Young scored 14 straight for Atlanta in the fourth quarter as the Hawks rallied from a 13-point deficit with six minutes left in the game. The 117-115 win in Boston made the series 3-2 in favor of the Celtics; the teams play tomorrow in Atlanta in Game 6. Young's shot provided the margin of victory, but he was the difference in a broader sense, too. He was the hero.

Trae Young’s stock has fallen since he took the Hawks to the Eastern Conference Finals in 2021. (Here’s a story I wrote when I attended the Game 5 Sixers collapse if you want to drink my tears.) Some of that is pegged to the team's collapse into gloomy, self-defeating mediocrity; some of that decline is probably Young's fault. He's been productive, but his star has fallen so far that, despite an absurd game-winner that staved off elimination in the first round of the playoffs, the CBS Sports headline called Young “an imperfect player built perfectly for big stage.” He couldn’t even hit a game-winner in the playoffs without being called “imperfect.”

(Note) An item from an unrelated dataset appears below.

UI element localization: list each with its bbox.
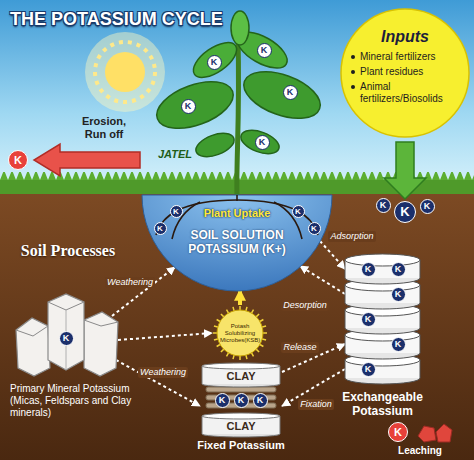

Then again, the story backed it up. “He was picked on defensively, at times unbothered to even move as a helper,” Brad Botkin wrote. ”He whined about non-calls instead of getting back, leaving his team at a disadvantage. His poor shot selection led to a pretty inefficient night—38 points on 33 shots.” That is a lot of shots! Young is averaging 24.2 shots a game in his five playoff games—second only to De’Aaron Fox, who has taken more threes per game and is shooting about four percentage points better.

Two years ago, when Young scored 48 points in a Game 1 victory at Milwaukee in the Eastern Conference Finals, the AP’s Steve Megargee wrote this: “His focus at the line revealed the veteran savvy the 22-year-old Young has displayed throughout his first career postseason.” Peachtree Hoops: “Trae Young Dazzles.” Brew Hoop: “Trae Young? That man can play basketball.”

Things are different now. The same day the Celtics beat the Hawks to go up 2-0 in their first round, Young won a plurality of votes for “most overrated” in The Athletic’s NBA player poll. Celtics fans chanted it at him all game. (They got meaner last night. “A few minutes earlier Celtics fans had directed a vulgar chant at Young,” per the AJC.) This season Young feuded a bit with coach Nate McMillan, who was fired in February. His dad was angry about something that The Ringer’s Kevin O’Connor said on a podcast. There are rumors of a trade in the offseason. How is this the same guy who bowed at the Garden?

This is all coming from somewhere. Young had his worst season offensively since his rookie year in 2022-23, and his defense was somewhere between bad and nonexistent. I looked at his stats on Cleaning the Glass and Dunks and Threes, and what I saw was not flattering. His points per shot attempt dropped immensely. His effective field goal percentage was near the bottom of the league. His field goal percentage at the rim was horrid. (Maybe a three-pointer was the right decision at the end of last night’s game.) He did continue to rack up a lot of assists, but O’Connor’s criticism was that he had “shown an unwillingness” to play off-ball.

The way Trae Young’s season went is why these stories are persisting into the playoffs. He couldn’t even fully silence them for one night, even on a night that ended with a game-winning shot. This is fair, and it isn't. Young really was kind of better offensively in Atlanta’s Game 5 loss to the Celtics; his points per shot attempt are down in the playoffs. His team is still alive for at least one more game, thanks to him. But he’s still the same Trae Young he’s been all year.